That conclusion came from a research team from five respected institutions: Tufts University, Mount Ida College, Allegheny College, Syracuse University, and Cornell University. With only one land-grant college in the mix, that further gave an outside perspective to answering the food-land trade-off question.
The team evaluated land’s carry capacity for 10 human diets. The mix included: two traditionally consumed U.S. diets; five omnivore diets with varying degrees of egg, dairy, and meat consumption; a strictly vegan diet; a vegetarian diet with only dairy; and a vegetarian diet with both eggs and dairy. To analyze the matter, researchers accounted for the U.S. agricultural land base, production losses, processing conversions, livestock feed needs, the land’s suitability for crops or grazing, and the land’s productivity.
Carrying capacity for U.S. agricultural lands ranged from 402 to 807 million people in the ten scenarios. That was 1.3 to 2.6 times the U.S. population base. In general, researchers found that land was more productive for diet scenarios with less meat consumption. However, four diets trumped the all-vegan, no-livestock option.

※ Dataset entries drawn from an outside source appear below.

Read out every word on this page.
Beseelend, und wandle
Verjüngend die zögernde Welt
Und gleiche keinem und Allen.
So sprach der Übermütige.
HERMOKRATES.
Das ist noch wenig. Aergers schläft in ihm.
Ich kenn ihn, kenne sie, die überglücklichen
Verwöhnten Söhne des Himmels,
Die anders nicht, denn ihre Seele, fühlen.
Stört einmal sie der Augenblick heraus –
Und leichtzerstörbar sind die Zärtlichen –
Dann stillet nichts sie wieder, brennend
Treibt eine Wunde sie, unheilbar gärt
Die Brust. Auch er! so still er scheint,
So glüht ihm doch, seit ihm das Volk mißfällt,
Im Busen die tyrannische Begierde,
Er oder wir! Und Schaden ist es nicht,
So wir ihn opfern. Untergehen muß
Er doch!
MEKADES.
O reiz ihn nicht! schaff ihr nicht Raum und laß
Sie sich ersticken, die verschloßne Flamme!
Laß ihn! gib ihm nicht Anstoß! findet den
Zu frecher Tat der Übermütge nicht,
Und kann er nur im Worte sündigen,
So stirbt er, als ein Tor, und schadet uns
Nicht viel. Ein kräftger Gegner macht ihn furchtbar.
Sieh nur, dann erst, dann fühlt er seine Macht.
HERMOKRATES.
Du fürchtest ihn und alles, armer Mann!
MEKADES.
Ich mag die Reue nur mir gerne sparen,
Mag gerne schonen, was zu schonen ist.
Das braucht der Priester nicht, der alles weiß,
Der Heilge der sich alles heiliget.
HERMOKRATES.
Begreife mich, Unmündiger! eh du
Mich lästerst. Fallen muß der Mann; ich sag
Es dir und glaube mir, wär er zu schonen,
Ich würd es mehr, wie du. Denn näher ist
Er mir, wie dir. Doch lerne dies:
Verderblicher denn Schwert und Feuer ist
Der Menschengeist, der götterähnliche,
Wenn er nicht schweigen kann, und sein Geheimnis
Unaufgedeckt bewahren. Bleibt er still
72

Topping all 10 meal choices . . . the dairy-vegetarian diet. The next three in order were: dairy-egg-vegetarian diet; a 20 percent USDA Dietary Guideline diet with an 80 percent dairy-egg-vegetarian approach; and a diet with a 40-60 mixed tipped toward following 40 percent of USDA guidelines.
It turns out eating and cropping strategies follow centuries-old advice. A balanced approach is best for both the land and people. That’s because some land is more suited to grazing and forage production than row crops. Plus, quality protein and other essential nutrients from dairy, eggs, and meat are needed for a well-balanced diet.